Il presidente della Camera nigeriana dice che il raid contro Dangote danneggerà l’economia

Raid agli uffici di Dangote Industries Ltd: un colpo all’economia nigeriana

Un raid da parte degli ufficiali nigeriani contro gli uffici di Dangote Industries Ltd, controllata dal miliardario Aliko Dangote, danneggerà l’economia e scoraggerà gli investitori, secondo il presidente di una commissione influente nel parlamento del paese.

“Il raid sul gruppo Dangote non è solo molto sospetto, ma soprattutto in grado di peggiorare la situazione economica e spaventare gli investitori”, ha dichiarato Ikenga Ikeagwuonu, a capo di una commissione sulle risorse petrolifere nella Camera dei rappresentanti della Nigeria. “Cosa penserà la comunità internazionale della Nigeria quando leggerà notizie come queste?”.

Gli ufficiali della Commissione per i crimini economici e finanziari hanno visitato la sede di Lagos della persona più ricca d’Africa giovedì.

Un funzionario della EFCC, che ha parlato a condizione di non essere identificato, ha dichiarato che la visita faceva parte di un’indagine in corso su Godwin Emefiele, l’ex capo della banca centrale del paese.

Gli ufficiali di Dangote non hanno risposto a ripetute richieste di commento.

Ikeagwuonu si è impegnato a sollevare la questione quando i legislatori si riuniranno la prossima settimana.
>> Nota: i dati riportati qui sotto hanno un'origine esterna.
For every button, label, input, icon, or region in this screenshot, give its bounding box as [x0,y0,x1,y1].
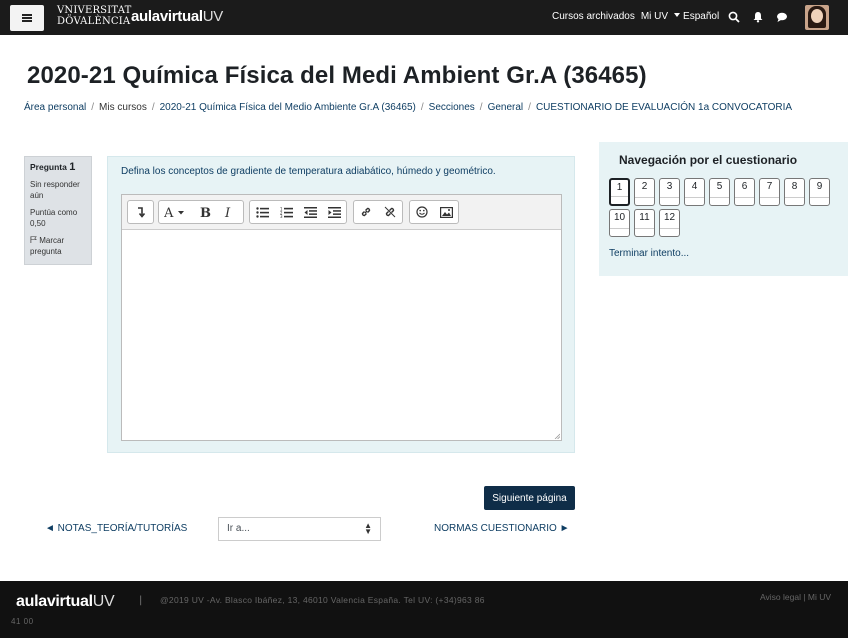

“Dato l’attuale situazione economica fragile, credo che questa mossa della EFCC peggiorerà le cose”, ha detto. “Ora non è il momento”.

La EFCC sta indagando sulle operazioni di cambio valuta con la banca centrale sotto Emefiele, arrestato a giugno con l’accusa di frode. Egli ha negato le accuse.
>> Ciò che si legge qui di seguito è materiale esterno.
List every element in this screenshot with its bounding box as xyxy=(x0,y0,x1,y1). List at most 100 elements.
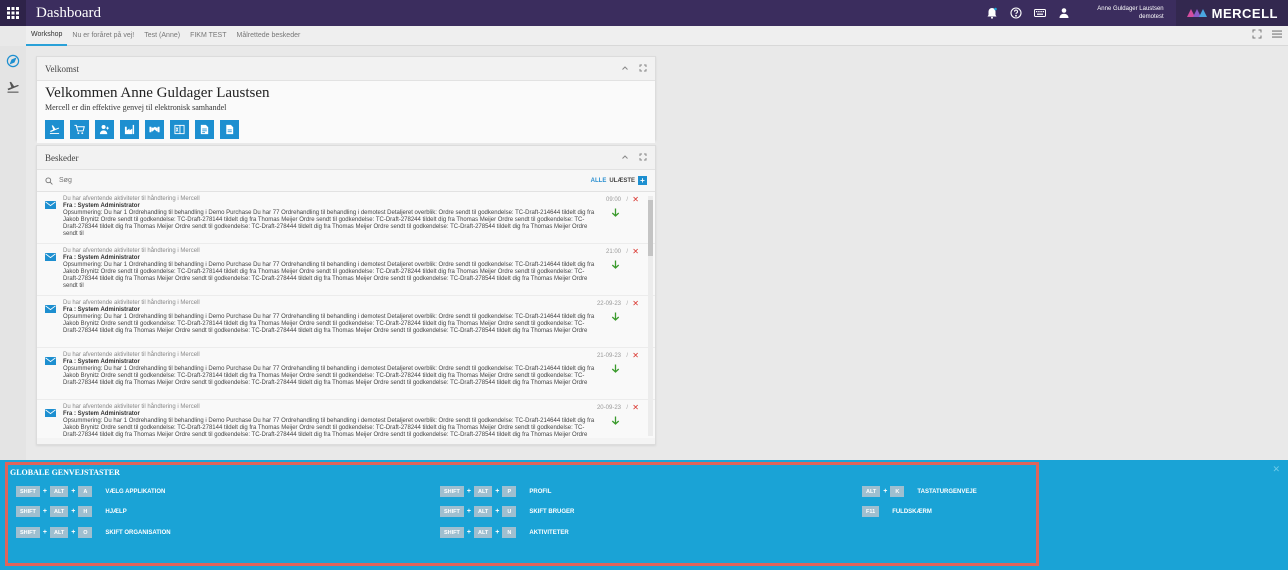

Dangote Cement Plc, la società più preziosa del Gruppo Dangote, è salita del 1,6% venerdì a Lagos, con volumi di scambio più del triplo della media dei 20 giorni. Tuttavia, l’avanzamento del prezzo delle azioni è stato inferiore al guadagno del 2,1% dell’indice principale. I titoli di stato nigeriani in dollari in scadenza nel 2049 sono diminuiti per il quinto giorno consecutivo al 86,474 centesimi sul dollaro, il livello più basso dal 13 dicembre.

Dal 2015 fino a quando è stato abolito a giugno, la banca centrale sotto la guida di Emefiele ha operato un complesso regime di cambio valuta estera progettato per sostenere la naira limitando l’ammontare di dollari disponibili dalle fonti ufficiali.

Pur sostenendo il valore della valuta nigeriana sul mercato ufficiale, ha anche dato origine a opportunità di trading redditizie per coloro che erano in grado di accedere ai dollari al tasso ufficiale e poi venderli sul mercato non ufficiale, dove la naira era molto più debole.

Il presidente Bola Tinubu, entrato in carica a maggio, ha rapidamente fermato la pratica ampiamente criticata, ha licenziato Emefiele e successivamente ha avviato l’indagine sulla banca centrale durante il suo mandato.